A Spallumcheen resident has been dealing with brown-coloured water for years, and feels her calls to remedy the water supply have come up dry.
Sheryl Johnson’s home is under the purview of the Canyon Water District, an improvement district that provides water to a total of 38 residences. She said the water was tainted “quite a few years ago and we have been on and off water advisories ever since then” due to high manganese levels.
“The issue is that no one has or will do anything about it and we are unable to use our water for anything but irrigation. We have not been able to drink the water in over five years,” she said, while sharing pictures of brown-coloured water coming from her taps.
Wally Goertz, chairman of the Canyon Water District board of trustees, says he’s well aware of residents’ concerns, and of higher than normal iron and manganese levels in the water.
“I’ve said to the users, if I could turn a switch here or start a process in place that I know would take two months to resolve, it would be already done,” he told The Morning Star.
Goertz says the water is tested a minimum of two times a month and contains no E. coli, meaning it’s safe for consumption. But the high presence of manganese makes the water unsafe for consumption for children ages two and younger, or for people with compromised health.

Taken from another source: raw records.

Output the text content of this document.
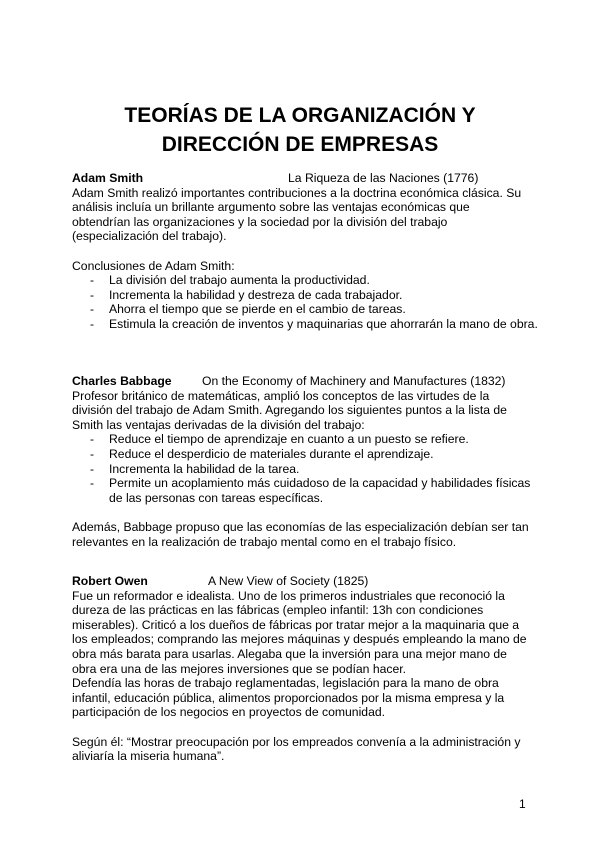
TEORÍAS DE LA ORGANIZACIÓN Y
DIRECCIÓN DE EMPRESAS
Adam Smith	La Riqueza de las Naciones (1776)
Adam Smith realizó importantes contribuciones a la doctrina económica clásica. Su
análisis incluía un brillante argumento sobre las ventajas económicas que
obtendrían las organizaciones y la sociedad por la división del trabajo
(especialización del trabajo).
Conclusiones de Adam Smith:
- La división del trabajo aumenta la productividad.
- Incrementa la habilidad y destreza de cada trabajador.
- Ahorra el tiempo que se pierde en el cambio de tareas.
- Estimula la creación de inventos y maquinarias que ahorrarán la mano de obra.
Charles Babbage On the Economy of Machinery and Manufactures (1832)
Profesor británico de matemáticas, amplió los conceptos de las virtudes de la
división del trabajo de Adam Smith. Agregando los siguientes puntos a la lista de
Smith las ventajas derivadas de la división del trabajo:
- Reduce el tiempo de aprendizaje en cuanto a un puesto se refiere.
- Reduce el desperdicio de materiales durante el aprendizaje.
- Incrementa la habilidad de la tarea.
- Permite un acoplamiento más cuidadoso de la capacidad y habilidades físicas de las personas con tareas específicas.
Además, Babbage propuso que las economías de las especialización debían ser tan
relevantes en la realización de trabajo mental como en el trabajo físico.
Robert Owen	A New View of Society (1825)
Fue un reformador e idealista. Uno de los primeros industriales que reconoció la
dureza de las prácticas en las fábricas (empleo infantil: 13h con condiciones
miserables). Criticó a los dueños de fábricas por tratar mejor a la maquinaria que a
los empleados; comprando las mejores máquinas y después empleando la mano de
obra más barata para usarlas. Alegaba que la inversión para una mejor mano de
obra era una de las mejores inversiones que se podían hacer.
Defendía las horas de trabajo reglamentadas, legislación para la mano de obra
infantil, educación pública, alimentos proporcionados por la misma empresa y la
participación de los negocios en proyectos de comunidad.
Según él: “Mostrar preocupación por los empreados convenía a la administración y
aliviaría la miseria humana”.
1
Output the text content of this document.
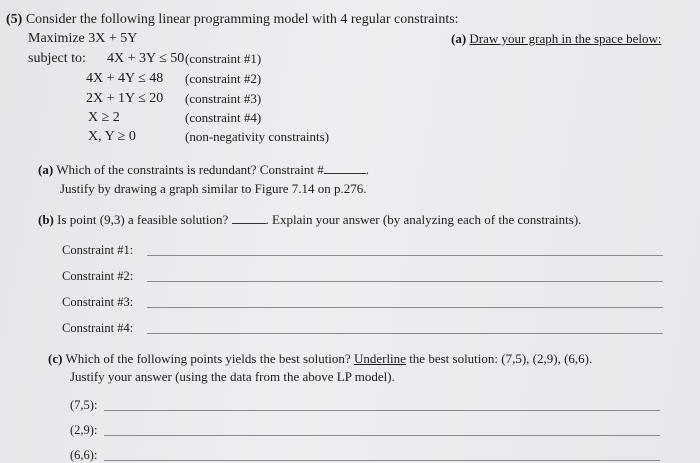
(5) Consider the following linear programming model with 4 regular constraints:
Maximize 3X + 5Y	(a) Draw your graph in the space below:
subject to: 4X + 3Y ≤ 50 (constraint #1)
4X + 4Y ≤ 48 (constraint #2)
2X + 1Y ≤ 20 (constraint #3)
X ≥ 2	(constraint #4)
X, Y ≥ 0	(non-negativity constraints)
(a) Which of the constraints is redundant? Constraint #	.
Justify by drawing a graph similar to Figure 7.14 on p.276.
(b) Is point (9,3) a feasible solution?	. Explain your answer (by analyzing each of the constraints).
Constraint #1:
Constraint #2:
Constraint #3:
Constraint #4:
(c) Which of the following points yields the best solution? Underline the best solution: (7,5), (2,9), (6,6).
Justify your answer (using the data from the above LP model).
(7,5):
(2,9):
(6,6):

As for the rusty colour, Goertz attributes that to chlorination. He says a few years ago, Interior Health advised the Canyon Water District that it had to chlorinate the water.
“Five years ago we put in a chlorination system and we chlorinate the water to meet the health standards,” he said.
Goertz explains that when chlorine is put into the water, it oxidizes the iron and manganese already in the water, changing the elements’ forms.
“This new form becomes in suspension,” he said. “It now becomes a visual thing in the water. So basically the water hasn’t changed, the iron is still there, but now you can actually see it.”
Goertz says the presence of iron in the water is an aesthetic rather than a health concern. The higher than normal manganese, however, has prompted water advisories, which are currently in place.
A fix for the water issues is in the works. Goertz says he’s currently dealing with the Interior Health engineering department, and this past fall he applied for a construction permit with the hopes of installing a new water filtration system by fall 2023.
“I can’t guarantee anything, but I’m hoping that by early spring I will have my construction permit, and once we have the construction permit then we will probably be hopefully getting the installs done,” he said.
But even with a new filtration system, Goertz said the issue of brown-coloured water may persist for about a year to allow for the system to flush itself out. But it would ultimately solve the manganese issue as well as an estimated 75 per cent of the iron issue.
As for the manganese content in the water, Goertz says the manganese levels have stayed the same for years. What’s changed is Health Canada’s standard for safe manganese levels.
“We’re at 0.26 (parts per million) and the new standard is 0.12,” Goertz said. “So we don’t meet the standard simply because we’ve got more parts per million than the new standard which was imposed federally, and then it goes provincially and then Interior Health comes to us and it has been imposed onto us about two years ago.”
Acquiring funding for a new filtration system is a challenge, as the Canyon Water District is an improvement district that’s separate from the Township of Spallumcheen. If incorporated into the township, Goertz could apply for various infrastructure grants, but as it stands, the improvement district’s cash flow relies entirely on the $700 annual fees it charges to its 38 users. Funding must be acquired from those 38 users rather than being spread out across the entire township, meaning those within the Canyon Water District will have to foot a hefty bill.
Goertz is “very sympathetic” to the water users who routinely send him photos of brown water coming from their taps, staining their toilet bowls and tainting their laundry, but says he’s been urging the residents to take up the most immediate solution to the problem: installing a commercial water filter or water softener in their homes. He says an inline water filter costs about $60 plus installation, while a water softener or iron filter is more costly, at about $1,200 to $1,500.
“Obviously that doesn’t satisfy everybody,” he says. “But I’m not a miracle man and it doesn’t matter who it is, we’ve got parameters to work around and I do feel that our district is doing the absolute best we can.”
Goertz says he routinely speaks to residents concerned with the discolouration of their water, and advises them to run a tap for 15 to 20 minutes until the water runs clear.
However, Johnson says she’s followed the advice to let the water run by draining it but “it never clears up.” She also said she’s installed filters but to no avail.
“I have been very patient and understanding but I cannot sit by anymore while we go without drinking water,” Johnson said.